A reaproximação do povo com o governo traz novamente à tona o combate entre as idéias de representante-delegado e representante-fiduciário. A primeira idéia consiste no mandato imperativo defendido por Rosseau, que aponta que "a soberania não pode ser representada, pela mesma razão que não pode ser alheada. Consiste essencialmente na vontade geral, e esta vontade não se representa. É a mesma ou é outra, e nisto não há termo médio. Os deputados do povo não são, pois, nem podem ser, seus representantes, são simplesmente seus comissários que não estão aptos a concluir definitivamente. Toda lei que o povo pessoalmente não retificou é nula e não é uma lei. O povo inglês pensa ser livre e engana-se. Não o é senão durante a eleição dos membros do Parlamento. Uma vez estes eleitos, torna-se escravo e nada mais é. Nos curtos momentos de sua liberdade, o uso que dela faz bem merece que a perca"14. A segunda consiste na idéia de mera representação, com características bem definidas, como ressaltada por Norberto Bobbio, para quem "as democracias representativas que conhecemos são democracias nas quais, por representante, entende-se uma pessoa que tem duas características bem estabelecidas: a) na medida em que goza da confiança do corpo eleitoral, uma vez eleito não é mais responsável perante os próprios eleitores e seu mandato, portanto, não é revogável; b) não é responsável diretamente perante os seus eleitores exatamente porque convocado a tutelar os interesses gerais da sociedade civil e não os interesses particulares desta ou daquela categoria"15.
Nesse sentido, Dalmo Dallari afirma que "é indispensável que se queira, efetivamente, melhorar o sistema representativo. Como é evidente, a manutenção de falhas e dos vícios aumenta o descrédito dos corpos representativos e o conseqüente desinteresse popular pelas eleições"16.
A crise no sistema representativo faz com que haja o crescimento das reivindicações pela desburocratização das práticas e das organizações da representação política, para que os processos decisórios tendam a uma maior informalidade e participação da vontade geral. Paralelamente a essa crise das instituições políticas, desenvolve-se uma grave e séria crise das formas de trabalho, da organização econômica, das relações dos vários setores do capital, do sistema empresarial, do sistema sindical, do papel do Estado no sistema produtivo. Essas idéias somadas acabam por desaguar, inexoravelmente, na crise dos partidos, do engrandecimento dos movimentos sociais e no neocorporativismo.

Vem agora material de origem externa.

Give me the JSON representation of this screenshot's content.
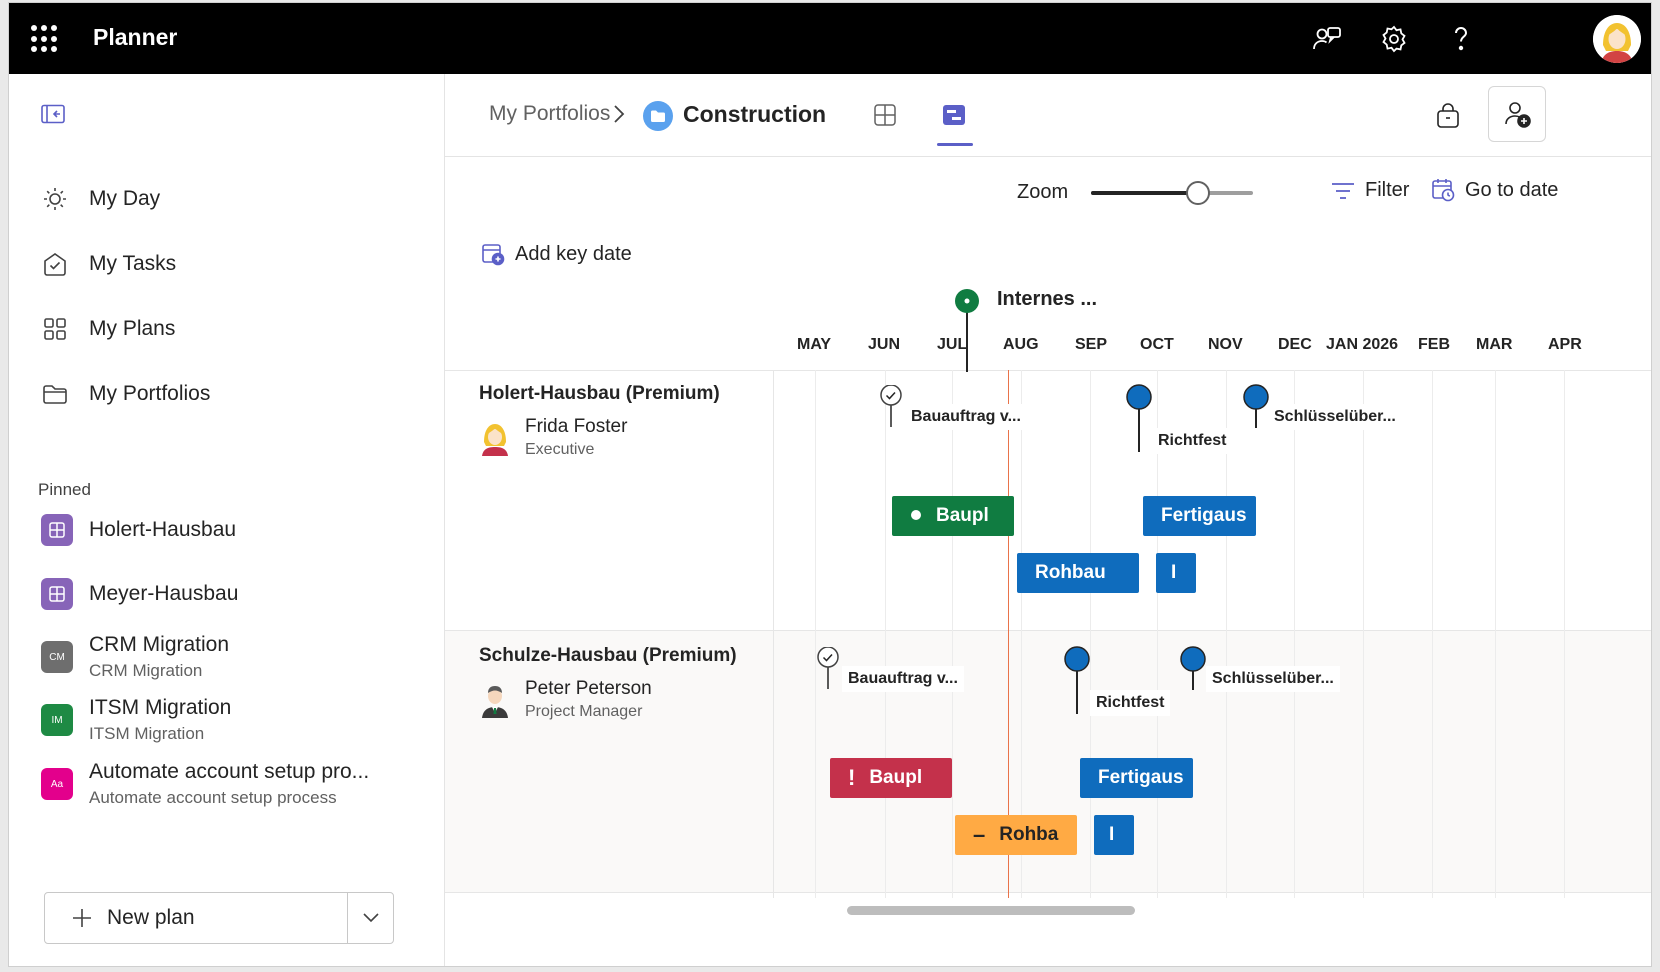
{
  "app": {
    "title": "Planner"
  },
  "sidebar": {
    "nav": [
      {
        "label": "My Day",
        "icon": "sun-icon"
      },
      {
        "label": "My Tasks",
        "icon": "tasks-icon"
      },
      {
        "label": "My Plans",
        "icon": "grid-icon"
      },
      {
        "label": "My Portfolios",
        "icon": "folder-icon"
      }
    ],
    "pinned_label": "Pinned",
    "pinned": [
      {
        "title": "Holert-Hausbau",
        "subtitle": "",
        "badge": "",
        "color": "#8764b8"
      },
      {
        "title": "Meyer-Hausbau",
        "subtitle": "",
        "badge": "",
        "color": "#8764b8"
      },
      {
        "title": "CRM Migration",
        "subtitle": "CRM Migration",
        "badge": "CM",
        "color": "#6e6e6e"
      },
      {
        "title": "ITSM Migration",
        "subtitle": "ITSM Migration",
        "badge": "IM",
        "color": "#1e8a44"
      },
      {
        "title": "Automate account setup pro...",
        "subtitle": "Automate account setup process",
        "badge": "Aa",
        "color": "#e3008c"
      }
    ],
    "new_plan_label": "New plan"
  },
  "header": {
    "breadcrumb_root": "My Portfolios",
    "breadcrumb_current": "Construction"
  },
  "toolbar": {
    "zoom_label": "Zoom",
    "zoom_level": 0.66,
    "filter_label": "Filter",
    "goto_label": "Go to date",
    "add_key_date_label": "Add key date"
  },
  "timeline": {
    "key_date_label": "Internes ...",
    "months": [
      "MAY",
      "JUN",
      "JUL",
      "AUG",
      "SEP",
      "OCT",
      "NOV",
      "DEC",
      "JAN 2026",
      "FEB",
      "MAR",
      "APR"
    ],
    "accent_colors": {
      "blue": "#0f6cbd",
      "green": "#107c41",
      "red": "#c4314b",
      "orange": "#ffaa44",
      "today": "#e9734a"
    },
    "rows": [
      {
        "plan": "Holert-Hausbau (Premium)",
        "person_name": "Frida Foster",
        "person_role": "Executive",
        "milestones": [
          "Bauauftrag v...",
          "Richtfest",
          "Schlüsselüber..."
        ],
        "bars": [
          "Baupl",
          "Fertigaus",
          "Rohbau",
          "I"
        ]
      },
      {
        "plan": "Schulze-Hausbau (Premium)",
        "person_name": "Peter Peterson",
        "person_role": "Project Manager",
        "milestones": [
          "Bauauftrag v...",
          "Richtfest",
          "Schlüsselüber..."
        ],
        "bars": [
          "Baupl",
          "Fertigaus",
          "Rohba",
          "I"
        ]
      }
    ]
  }
}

A crise partidária caracteriza-se, basicamente, pela incapacidade dos partidos de filtrar as demandas e reclamos sociais e transformá-los em decisões políticas. Conforme já ressaltado, a crescente presença do Estado na ordem econômica e o crescimento da burocracia estatal terminaram por fazer dos partidos meros indicadores de burocratas para a ocupação de cargos de relevância e não mais verdadeiros defensores dos ideais populares pelos quais seus representantes foram eleitos.
Dessa forma, o partido político deixa de constituir-se no único, e talvez deixe também de constituir-se no mais importante, coletor das aspirações populares e direcionador das decisões políticas do Estado17.
Em virtude disso, Carl J. Friedrich, após analisar inúmeras formas de representação política, aponta seus diversos problemas e conclui pela necessidade de uma reformulação da idéia de fundar a democracia na representação política territorial – representantes/representados – entendendo necessária uma maior participação popular, por meio de grupos de pressão18.
A partir do declínio do sistema representativo político, surgem diversos grupos de participação política que, juntamente com os partidos políticos, tornam-se importantes atores da competição, pois, como lembra Mônica Caggiano, "o que se busca hoje, na realidade, é a identificação máxima entre sujeitos e titulares do poder, porquanto nos moldes democráticos deve restar assegurado aos próprios governados o exercício do poder político"19.
A ausência de correspondência da democracia meramente representativa aos anseios populares, portanto, abriu caminho para a democracia participativa, onde os grupos de pressão surgem para exigir seu espaço no cenário do exercício do poder político.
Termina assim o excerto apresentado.